Israel has told the United States that Iran is working on a new plot to kill President Trump. That’s the headline from a Wall Street Journal report Thursday, and it landed at a moment when the war with Tehran is already at a boil.
The intelligence, according to people familiar with it, points to a plan American officials hadn’t been tracking before Israel flagged it. CNN adds texture: two sources say Washington has been picking up a “steady drumbeat” of related intelligence for weeks, and the Israeli warning itself came in earlier this week. The threat, notably, has not yet been independently vetted by U.S. agencies.
Not everyone reads it the same way. Some American officials, speaking to CNN, see the Israeli report as one piece of a broader campaign to shape Trump’s thinking as he decides whether to escalate against Iran.

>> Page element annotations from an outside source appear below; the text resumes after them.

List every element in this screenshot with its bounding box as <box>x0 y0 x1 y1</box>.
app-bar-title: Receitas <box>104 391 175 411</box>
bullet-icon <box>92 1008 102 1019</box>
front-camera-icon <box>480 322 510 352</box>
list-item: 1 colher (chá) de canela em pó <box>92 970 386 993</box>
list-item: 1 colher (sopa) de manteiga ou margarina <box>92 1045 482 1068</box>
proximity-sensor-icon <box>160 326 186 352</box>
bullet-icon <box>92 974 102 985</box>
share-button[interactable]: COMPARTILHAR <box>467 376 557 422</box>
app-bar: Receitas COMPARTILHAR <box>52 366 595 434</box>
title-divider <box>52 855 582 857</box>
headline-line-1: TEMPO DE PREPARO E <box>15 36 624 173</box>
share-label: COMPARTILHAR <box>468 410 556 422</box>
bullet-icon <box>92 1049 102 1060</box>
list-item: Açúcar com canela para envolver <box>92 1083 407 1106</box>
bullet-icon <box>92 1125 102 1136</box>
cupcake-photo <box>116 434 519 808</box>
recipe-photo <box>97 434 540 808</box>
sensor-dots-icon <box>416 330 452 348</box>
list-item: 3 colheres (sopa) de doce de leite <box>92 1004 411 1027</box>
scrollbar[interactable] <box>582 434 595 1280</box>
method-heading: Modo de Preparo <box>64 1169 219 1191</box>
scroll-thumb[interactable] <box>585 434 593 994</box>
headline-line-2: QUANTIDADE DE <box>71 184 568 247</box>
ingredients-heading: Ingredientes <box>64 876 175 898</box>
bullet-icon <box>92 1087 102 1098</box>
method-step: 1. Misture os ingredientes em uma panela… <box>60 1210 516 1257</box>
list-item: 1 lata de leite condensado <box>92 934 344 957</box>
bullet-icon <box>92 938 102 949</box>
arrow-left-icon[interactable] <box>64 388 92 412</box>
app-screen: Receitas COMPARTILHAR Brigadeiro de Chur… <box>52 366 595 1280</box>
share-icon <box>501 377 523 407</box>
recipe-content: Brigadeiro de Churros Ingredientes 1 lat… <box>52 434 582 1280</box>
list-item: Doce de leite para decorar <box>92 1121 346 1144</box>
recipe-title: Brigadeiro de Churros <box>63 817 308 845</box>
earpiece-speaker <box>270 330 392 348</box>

Two U.S. officials went further with Israel’s Channel 12, saying the information was closer to general internal Iranian chatter about assassinating Trump than a defined operational plot — and that Israel’s real motive was repairing a strained relationship between Trump and Netanyahu.
The backdrop explains the urgency either way. Iran has vowed revenge on Trump since the 2020 strike that killed Qassem Soleimani, and that vow was on loud display this week. Mourners at Ayatollah Khamenei’s funeral in Mashhad carried “Kill Trump” banners and chanted for his death. Trump, asked about it aboard Air Force One, didn’t dodge the question. “They want to take out the U.S. leader — me,” he said. “I’m on every single one of their lists. And so far, I guess I’ve been a little bit lucky, but that maybe doesn’t last very long.”
This isn’t Iran’s first documented attempt. In November 2024, the Justice Department charged an alleged IRGC operative, Farhad Shakeri, with plotting to surveil and kill Trump before the election. Defense Secretary Pete Hegseth said earlier this year that the operative had been tracked down and killed. A separate case, involving a Pakistani national with alleged ties to the Revolutionary Guard, ended in a conviction in March.
None of this is happening in isolation. The 60-day ceasefire between the U.S. and Iran has collapsed, strikes have resumed, and Trump’s relationship with Netanyahu has grown visibly tense — reporting has surfaced past friction between the two leaders over the pace and scope of Israeli operations in Lebanon. Both governments say they spoke by phone Thursday and agreed to keep coordinating. The Israeli embassy and Iran’s UN mission both declined to comment on the assassination report itself.
Whether this is a fully formed plot or Iranian officials talking dangerous talk, the U.S. is treating it seriously enough to say so out loud. That, on its own, tells you where things stand.